= Wilson Marcy Powell Sr. =

Lawyer (1872–1935)

Wilson Marcy Powell Sr. (May 7, 1872 – August 17, 1935) was a Harvard-educated lawyer, president of New York Hospital, and vice-president of the New York City Bar Association.

== Hospital work ==

For 20 years, Powell was counsel for New York Hospital. He became governor and vice-president of the hospital for three years and president for one year. He was also president of the Lying-In Hospital, the New York Nursery and Child's hospital and vice-president of the Manhattan Maternity and Dispensary. Powell was instrumental in bringing together New York Hospital and these other health care organizations into a medical center and unified program for the care of the ill, research and teaching.

== Public service ==

Powell was recognized as a leader in his profession, and served for seven years as treasurer of the New York City Bar Association and then its vice president for two years. After his death, the Association's resolution declared "Our loss in the circle of the wisest counsellors of the Association is well-nigh immeasurable".

Serving on several committees for his alma mater, Harvard University, Powell served as chairman of a committee to raise an endowment for the law school. In 1906, Swarthmore College invited Powell to serve on its Board of Managers. From 1914 to 1920, he was vice-president of the Board and then president until 1933 when poor health forced him to step down.

From 1928 to 1935, Powell was chairman of the Committee on Circulation for the New York Public Library. He made the effort to know all of the employees at the Main Library on Fifth Avenue by sight.

Following his father's work, Powell served as legal adviser to the Women's Prison Association of the City of New York, which was founded by his great-grandfather and Quaker abolitionist Isaac Hopper. He also served on the board of directors for the NAACP, the Colored Orphan Asylum and the Association for the Benefit of Colored Children in the City of New York.

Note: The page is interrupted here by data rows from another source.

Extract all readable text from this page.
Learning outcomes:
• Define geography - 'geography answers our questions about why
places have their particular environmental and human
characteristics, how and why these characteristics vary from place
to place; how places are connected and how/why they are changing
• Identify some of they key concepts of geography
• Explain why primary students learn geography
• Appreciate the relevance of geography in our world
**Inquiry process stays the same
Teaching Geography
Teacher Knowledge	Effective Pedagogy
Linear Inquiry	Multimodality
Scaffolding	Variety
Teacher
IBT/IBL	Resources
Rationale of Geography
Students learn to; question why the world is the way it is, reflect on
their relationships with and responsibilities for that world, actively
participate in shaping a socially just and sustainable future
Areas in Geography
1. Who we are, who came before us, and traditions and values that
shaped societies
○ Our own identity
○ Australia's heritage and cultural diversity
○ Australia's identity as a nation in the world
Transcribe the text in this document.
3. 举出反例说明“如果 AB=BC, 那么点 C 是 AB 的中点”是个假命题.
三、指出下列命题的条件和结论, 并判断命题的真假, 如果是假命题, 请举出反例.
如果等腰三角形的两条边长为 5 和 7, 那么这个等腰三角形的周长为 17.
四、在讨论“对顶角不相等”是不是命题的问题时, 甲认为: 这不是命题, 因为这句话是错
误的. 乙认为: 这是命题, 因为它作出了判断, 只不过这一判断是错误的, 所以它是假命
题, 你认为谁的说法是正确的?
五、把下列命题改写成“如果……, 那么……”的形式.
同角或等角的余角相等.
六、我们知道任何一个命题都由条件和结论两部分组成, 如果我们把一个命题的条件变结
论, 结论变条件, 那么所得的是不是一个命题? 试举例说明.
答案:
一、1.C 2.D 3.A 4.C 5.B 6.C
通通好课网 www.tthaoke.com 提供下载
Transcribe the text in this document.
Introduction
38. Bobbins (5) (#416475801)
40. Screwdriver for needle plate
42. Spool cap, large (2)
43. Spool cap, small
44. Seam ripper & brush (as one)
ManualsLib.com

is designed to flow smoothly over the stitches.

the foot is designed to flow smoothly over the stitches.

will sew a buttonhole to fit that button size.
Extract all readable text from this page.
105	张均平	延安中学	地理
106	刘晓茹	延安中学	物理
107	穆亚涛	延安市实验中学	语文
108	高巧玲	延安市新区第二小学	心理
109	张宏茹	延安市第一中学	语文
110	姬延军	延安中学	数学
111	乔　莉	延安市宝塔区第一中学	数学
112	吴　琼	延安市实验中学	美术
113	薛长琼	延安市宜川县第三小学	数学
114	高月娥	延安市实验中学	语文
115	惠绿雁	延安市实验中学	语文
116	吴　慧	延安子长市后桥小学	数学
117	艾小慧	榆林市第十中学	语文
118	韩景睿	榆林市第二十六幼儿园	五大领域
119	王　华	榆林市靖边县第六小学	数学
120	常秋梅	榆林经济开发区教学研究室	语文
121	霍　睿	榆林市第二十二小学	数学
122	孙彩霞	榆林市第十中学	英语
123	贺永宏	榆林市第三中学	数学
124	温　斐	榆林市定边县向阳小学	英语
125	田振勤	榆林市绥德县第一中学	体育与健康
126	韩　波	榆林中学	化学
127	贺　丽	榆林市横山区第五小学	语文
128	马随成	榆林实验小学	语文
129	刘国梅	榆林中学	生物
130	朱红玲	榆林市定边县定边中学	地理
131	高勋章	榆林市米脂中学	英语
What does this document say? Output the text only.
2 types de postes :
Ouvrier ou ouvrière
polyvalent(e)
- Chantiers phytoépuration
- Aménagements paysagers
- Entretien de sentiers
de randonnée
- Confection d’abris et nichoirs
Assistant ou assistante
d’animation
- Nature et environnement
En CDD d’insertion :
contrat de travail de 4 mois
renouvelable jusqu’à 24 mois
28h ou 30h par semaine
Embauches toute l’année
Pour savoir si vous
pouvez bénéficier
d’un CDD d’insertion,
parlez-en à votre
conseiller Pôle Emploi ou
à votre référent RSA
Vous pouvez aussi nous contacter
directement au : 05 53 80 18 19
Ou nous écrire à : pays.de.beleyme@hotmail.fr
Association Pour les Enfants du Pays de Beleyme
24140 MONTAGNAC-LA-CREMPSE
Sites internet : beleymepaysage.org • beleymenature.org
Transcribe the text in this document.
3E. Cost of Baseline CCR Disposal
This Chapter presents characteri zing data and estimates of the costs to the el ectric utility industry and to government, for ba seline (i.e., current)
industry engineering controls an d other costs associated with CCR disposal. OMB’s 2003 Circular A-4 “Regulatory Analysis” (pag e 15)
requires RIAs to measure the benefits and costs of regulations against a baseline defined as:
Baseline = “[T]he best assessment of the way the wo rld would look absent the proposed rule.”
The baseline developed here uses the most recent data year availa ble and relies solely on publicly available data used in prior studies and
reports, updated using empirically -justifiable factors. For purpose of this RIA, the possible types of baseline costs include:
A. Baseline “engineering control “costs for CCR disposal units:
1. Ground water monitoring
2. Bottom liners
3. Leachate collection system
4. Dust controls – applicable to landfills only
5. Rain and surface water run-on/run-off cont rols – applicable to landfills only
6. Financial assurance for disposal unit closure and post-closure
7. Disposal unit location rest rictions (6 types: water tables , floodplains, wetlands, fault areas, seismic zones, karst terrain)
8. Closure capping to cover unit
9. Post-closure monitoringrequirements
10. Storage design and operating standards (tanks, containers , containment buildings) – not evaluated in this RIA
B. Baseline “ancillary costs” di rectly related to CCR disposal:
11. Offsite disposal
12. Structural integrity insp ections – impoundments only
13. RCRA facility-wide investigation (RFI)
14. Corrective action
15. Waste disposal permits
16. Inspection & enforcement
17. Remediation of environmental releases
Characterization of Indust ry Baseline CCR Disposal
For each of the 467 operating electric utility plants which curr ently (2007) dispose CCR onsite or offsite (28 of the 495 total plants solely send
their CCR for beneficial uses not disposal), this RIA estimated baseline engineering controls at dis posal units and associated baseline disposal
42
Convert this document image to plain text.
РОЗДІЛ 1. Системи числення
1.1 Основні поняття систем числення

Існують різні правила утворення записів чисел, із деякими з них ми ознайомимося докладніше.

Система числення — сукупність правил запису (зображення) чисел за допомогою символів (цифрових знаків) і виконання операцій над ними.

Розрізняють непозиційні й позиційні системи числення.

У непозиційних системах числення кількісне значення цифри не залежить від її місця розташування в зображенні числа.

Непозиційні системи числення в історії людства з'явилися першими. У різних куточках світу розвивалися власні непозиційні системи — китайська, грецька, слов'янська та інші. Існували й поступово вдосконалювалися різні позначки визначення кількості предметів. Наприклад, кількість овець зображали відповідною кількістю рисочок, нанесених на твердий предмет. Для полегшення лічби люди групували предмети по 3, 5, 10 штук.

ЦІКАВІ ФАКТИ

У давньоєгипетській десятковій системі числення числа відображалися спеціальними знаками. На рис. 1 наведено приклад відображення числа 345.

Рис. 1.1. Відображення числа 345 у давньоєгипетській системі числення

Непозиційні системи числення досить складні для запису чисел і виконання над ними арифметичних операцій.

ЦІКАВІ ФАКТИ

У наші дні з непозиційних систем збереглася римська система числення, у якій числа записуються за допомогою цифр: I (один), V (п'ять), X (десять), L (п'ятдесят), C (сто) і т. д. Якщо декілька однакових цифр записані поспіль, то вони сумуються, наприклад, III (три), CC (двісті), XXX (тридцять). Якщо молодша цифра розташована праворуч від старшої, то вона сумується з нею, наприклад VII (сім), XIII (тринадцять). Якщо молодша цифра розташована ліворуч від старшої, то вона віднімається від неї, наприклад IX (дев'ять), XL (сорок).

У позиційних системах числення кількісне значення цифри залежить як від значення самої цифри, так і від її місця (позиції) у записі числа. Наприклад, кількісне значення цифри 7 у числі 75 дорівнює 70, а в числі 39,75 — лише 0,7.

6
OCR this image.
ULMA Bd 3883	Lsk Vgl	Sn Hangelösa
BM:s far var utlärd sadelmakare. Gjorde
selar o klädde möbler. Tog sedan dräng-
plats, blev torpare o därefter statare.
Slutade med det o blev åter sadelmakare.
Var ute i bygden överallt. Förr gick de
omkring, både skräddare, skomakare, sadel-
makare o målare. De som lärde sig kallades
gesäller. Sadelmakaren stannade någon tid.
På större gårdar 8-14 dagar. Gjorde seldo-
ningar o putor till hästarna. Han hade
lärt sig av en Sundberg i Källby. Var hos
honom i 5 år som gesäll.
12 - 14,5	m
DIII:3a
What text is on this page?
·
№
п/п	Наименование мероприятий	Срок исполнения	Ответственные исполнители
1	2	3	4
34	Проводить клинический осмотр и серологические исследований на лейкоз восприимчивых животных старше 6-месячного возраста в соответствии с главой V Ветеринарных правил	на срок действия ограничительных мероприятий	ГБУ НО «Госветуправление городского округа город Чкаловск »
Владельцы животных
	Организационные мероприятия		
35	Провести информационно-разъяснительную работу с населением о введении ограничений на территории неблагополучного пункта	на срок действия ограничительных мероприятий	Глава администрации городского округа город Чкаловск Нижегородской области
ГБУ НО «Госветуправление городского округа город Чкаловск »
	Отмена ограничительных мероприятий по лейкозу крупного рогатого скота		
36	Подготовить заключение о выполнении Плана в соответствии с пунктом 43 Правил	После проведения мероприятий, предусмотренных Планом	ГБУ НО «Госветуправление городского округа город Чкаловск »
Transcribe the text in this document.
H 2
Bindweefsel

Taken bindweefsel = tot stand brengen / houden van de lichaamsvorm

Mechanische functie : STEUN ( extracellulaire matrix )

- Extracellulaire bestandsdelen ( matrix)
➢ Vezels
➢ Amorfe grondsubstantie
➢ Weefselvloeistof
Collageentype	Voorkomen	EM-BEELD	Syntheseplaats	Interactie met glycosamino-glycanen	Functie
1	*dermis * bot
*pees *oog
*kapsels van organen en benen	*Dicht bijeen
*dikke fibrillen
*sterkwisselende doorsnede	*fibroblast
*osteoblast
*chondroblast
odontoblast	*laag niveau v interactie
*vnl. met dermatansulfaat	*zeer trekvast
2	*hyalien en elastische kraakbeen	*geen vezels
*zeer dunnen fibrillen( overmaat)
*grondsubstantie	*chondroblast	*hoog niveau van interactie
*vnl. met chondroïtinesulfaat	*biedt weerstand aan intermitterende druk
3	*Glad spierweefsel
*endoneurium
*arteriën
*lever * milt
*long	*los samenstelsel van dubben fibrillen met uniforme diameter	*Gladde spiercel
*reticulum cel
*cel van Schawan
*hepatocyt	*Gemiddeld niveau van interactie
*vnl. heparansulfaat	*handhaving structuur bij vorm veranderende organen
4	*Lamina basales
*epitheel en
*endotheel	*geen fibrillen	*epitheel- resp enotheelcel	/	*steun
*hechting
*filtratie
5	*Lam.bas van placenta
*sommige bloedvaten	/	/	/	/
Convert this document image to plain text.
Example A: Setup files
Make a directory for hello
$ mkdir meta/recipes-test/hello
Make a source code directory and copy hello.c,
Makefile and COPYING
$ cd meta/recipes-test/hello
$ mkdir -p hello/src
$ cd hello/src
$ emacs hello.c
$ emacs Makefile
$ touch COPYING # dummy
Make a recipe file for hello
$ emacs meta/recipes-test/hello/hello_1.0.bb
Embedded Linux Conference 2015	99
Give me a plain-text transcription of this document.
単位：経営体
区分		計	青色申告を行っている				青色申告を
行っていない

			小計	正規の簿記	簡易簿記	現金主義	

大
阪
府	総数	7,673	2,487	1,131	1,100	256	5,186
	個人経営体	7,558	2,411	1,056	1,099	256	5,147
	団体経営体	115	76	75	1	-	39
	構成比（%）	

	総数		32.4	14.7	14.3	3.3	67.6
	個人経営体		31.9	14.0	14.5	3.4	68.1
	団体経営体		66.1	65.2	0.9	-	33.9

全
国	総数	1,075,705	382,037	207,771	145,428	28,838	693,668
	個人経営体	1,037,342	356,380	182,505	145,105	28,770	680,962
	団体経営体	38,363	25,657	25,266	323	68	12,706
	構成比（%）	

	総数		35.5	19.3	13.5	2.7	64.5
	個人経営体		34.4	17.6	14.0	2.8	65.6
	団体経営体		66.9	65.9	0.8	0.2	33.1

Powell was a rallying spirit among the Friends of New York City and State. For more than 25 years, he served both the New York Yearly and New York Monthly Meeting as its treasurer. His daughter, Elsie Knapp Powell, donated their country estate, the Powell House, to the New York Society of Friends.

== Biography ==

Powell was born in New York City on May 7, 1872. Upon graduating from Harvard University and Harvard Law School, he married Elsie Knapp in 1902. Residing at 130 East 70th Street, they had three children, noted physicist Wilson Marcy Powell, Elsie K. Powell and Sarah Powell (Mrs. Prescott B. Huntington). Powell came from a Quaker family devoted to social justice initiatives. His great-grandfather, Isaac Hopper, assisted more than a thousand slaves escape to freedom, and left his mark on several benevolent activities in New York. His father, Wilson Powell, was also a Harvard-educated lawyer of high standing and devoted his energies to the improvement of hospitals and libraries in New York. Among his great-grandchildren are Mayan archaeologist Christopher Powell and writer-producer J Dakota Powell.